Electrodeposition of ligand-free copper nanoparticles from aqueous nanodroplets

Abstract

Copper nanoparticles have emerged as promising electrocatalysts for energy storage and conversion. Generally, homogenous nanoparticle synthesis requires a stabilizing ligand, which may influence the electrocatalysis. Ligands can be avoided by direct nanoparticle electrodeposition. Here, we extend nanodroplet-mediated electrodeposition to the electrodeposition of copper nanoparticles from aqueous nanodroplets suspended in 0.1 M tetrabutylammonium hexafluorophosphate ([TBA][PF₆]) and 1,2-dichloroethane. Stochastic electrochemistry on microelectrodes was used to elucidate nanoparticle growth kinetics for various solution conditions and substrate materials.

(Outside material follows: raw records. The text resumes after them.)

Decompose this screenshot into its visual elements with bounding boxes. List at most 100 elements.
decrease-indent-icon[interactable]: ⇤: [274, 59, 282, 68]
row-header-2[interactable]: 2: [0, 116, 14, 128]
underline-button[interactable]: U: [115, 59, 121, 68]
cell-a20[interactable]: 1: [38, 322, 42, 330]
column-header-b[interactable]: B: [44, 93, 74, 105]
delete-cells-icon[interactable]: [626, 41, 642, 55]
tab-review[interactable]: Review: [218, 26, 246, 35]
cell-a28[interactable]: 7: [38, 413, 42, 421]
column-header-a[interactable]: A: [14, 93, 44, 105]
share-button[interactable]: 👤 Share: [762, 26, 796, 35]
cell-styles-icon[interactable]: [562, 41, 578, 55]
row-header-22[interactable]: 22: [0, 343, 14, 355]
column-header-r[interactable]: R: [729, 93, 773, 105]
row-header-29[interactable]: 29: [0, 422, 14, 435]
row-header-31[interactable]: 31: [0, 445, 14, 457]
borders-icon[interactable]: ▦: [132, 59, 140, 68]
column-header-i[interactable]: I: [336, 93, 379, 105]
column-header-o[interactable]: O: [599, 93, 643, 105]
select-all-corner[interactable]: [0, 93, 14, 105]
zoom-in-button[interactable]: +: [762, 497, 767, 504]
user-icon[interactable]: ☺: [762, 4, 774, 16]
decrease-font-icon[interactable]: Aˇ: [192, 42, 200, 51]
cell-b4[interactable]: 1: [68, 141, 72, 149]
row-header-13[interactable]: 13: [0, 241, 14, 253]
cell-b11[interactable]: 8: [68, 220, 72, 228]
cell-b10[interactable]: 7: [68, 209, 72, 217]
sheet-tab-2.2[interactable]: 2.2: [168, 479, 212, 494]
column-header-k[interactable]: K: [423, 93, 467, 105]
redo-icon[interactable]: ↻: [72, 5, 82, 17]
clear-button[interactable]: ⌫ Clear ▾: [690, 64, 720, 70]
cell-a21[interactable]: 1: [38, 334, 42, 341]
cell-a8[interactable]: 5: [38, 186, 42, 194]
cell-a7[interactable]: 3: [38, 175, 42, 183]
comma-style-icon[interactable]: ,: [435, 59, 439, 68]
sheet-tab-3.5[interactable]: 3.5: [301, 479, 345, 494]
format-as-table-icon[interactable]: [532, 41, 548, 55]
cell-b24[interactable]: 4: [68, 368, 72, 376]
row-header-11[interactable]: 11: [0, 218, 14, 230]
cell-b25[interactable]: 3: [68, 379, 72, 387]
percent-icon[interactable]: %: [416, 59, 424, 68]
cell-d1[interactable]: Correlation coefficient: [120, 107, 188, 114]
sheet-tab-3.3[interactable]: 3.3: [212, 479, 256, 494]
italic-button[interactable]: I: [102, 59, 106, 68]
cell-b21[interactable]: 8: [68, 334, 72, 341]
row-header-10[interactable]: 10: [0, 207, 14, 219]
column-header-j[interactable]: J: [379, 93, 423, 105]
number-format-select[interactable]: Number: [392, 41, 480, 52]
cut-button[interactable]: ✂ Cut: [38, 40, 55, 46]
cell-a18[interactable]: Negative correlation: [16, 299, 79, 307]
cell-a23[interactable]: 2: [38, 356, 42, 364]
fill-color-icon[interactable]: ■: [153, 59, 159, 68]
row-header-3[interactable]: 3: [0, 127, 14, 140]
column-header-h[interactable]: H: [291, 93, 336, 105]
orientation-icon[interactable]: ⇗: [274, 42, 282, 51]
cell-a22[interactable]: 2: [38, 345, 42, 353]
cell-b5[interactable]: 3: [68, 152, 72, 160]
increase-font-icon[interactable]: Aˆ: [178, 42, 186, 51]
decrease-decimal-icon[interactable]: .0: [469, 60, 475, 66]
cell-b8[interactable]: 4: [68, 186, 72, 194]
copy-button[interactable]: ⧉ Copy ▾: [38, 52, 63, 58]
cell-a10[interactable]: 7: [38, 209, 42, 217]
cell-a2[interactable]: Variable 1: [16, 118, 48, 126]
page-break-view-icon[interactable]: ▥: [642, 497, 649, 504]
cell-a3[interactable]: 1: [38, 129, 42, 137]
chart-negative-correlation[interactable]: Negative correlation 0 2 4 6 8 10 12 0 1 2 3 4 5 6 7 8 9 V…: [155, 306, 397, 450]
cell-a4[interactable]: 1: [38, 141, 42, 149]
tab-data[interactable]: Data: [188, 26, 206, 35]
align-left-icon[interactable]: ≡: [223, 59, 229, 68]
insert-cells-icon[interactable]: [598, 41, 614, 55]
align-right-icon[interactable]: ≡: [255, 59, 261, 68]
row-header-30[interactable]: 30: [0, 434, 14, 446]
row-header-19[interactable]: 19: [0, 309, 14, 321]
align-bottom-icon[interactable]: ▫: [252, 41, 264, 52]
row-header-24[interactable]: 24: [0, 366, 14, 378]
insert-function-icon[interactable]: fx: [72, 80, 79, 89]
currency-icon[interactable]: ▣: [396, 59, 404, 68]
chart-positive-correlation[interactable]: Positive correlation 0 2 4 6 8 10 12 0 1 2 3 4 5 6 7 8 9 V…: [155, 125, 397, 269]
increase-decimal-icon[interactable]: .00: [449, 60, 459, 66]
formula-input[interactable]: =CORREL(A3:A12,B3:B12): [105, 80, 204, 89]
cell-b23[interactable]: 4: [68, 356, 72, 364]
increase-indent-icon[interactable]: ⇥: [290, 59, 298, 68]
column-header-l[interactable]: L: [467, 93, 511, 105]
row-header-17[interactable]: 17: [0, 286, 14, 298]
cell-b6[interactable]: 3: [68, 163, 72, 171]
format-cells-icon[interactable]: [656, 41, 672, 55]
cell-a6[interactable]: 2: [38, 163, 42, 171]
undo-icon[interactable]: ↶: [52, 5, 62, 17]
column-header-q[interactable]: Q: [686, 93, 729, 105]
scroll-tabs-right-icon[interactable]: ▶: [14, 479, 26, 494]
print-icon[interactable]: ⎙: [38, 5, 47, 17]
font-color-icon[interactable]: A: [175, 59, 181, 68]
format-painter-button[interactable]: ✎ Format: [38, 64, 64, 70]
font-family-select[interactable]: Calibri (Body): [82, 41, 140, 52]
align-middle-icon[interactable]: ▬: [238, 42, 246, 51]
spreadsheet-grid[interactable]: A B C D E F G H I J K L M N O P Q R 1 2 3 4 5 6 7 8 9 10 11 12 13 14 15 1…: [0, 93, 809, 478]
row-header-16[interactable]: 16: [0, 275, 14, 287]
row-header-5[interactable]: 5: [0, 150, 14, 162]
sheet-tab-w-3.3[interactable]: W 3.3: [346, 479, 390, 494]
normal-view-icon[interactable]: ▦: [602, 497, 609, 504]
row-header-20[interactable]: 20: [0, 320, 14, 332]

A study on the effect of surfactants on nanoparticle morphology and growth kinetics demonstrated the surfactant's role as an avenue for morphological control. Nanoparticle morphology was studied by Scanning Electron Microscopy (SEM) and Transmission Electron Microscopy (TEM). Energy-dispersive X-ray Spectroscopy (EDX) confirmed the presence of copper nanoparticles. TEM and Selected Area Electron Diffraction (SAED) confirmed nanoparticle size, morphology, and polycrystallinity. We demonstrate tunable nanoparticle size using cyclic voltammetry on single aqueous nanodroplets by altering the voltammetric sweeping potentials of copper electroreduction. Finite element simulations validate the voltammetric response and ability to control the nanoparticle size with nanometer resolution during a voltammetric sweep. These results inform the electrodeposition of copper nanoparticles from aqueous nanodroplets for important applications, such as the conversion of CO₂ to hydrocarbon fuels.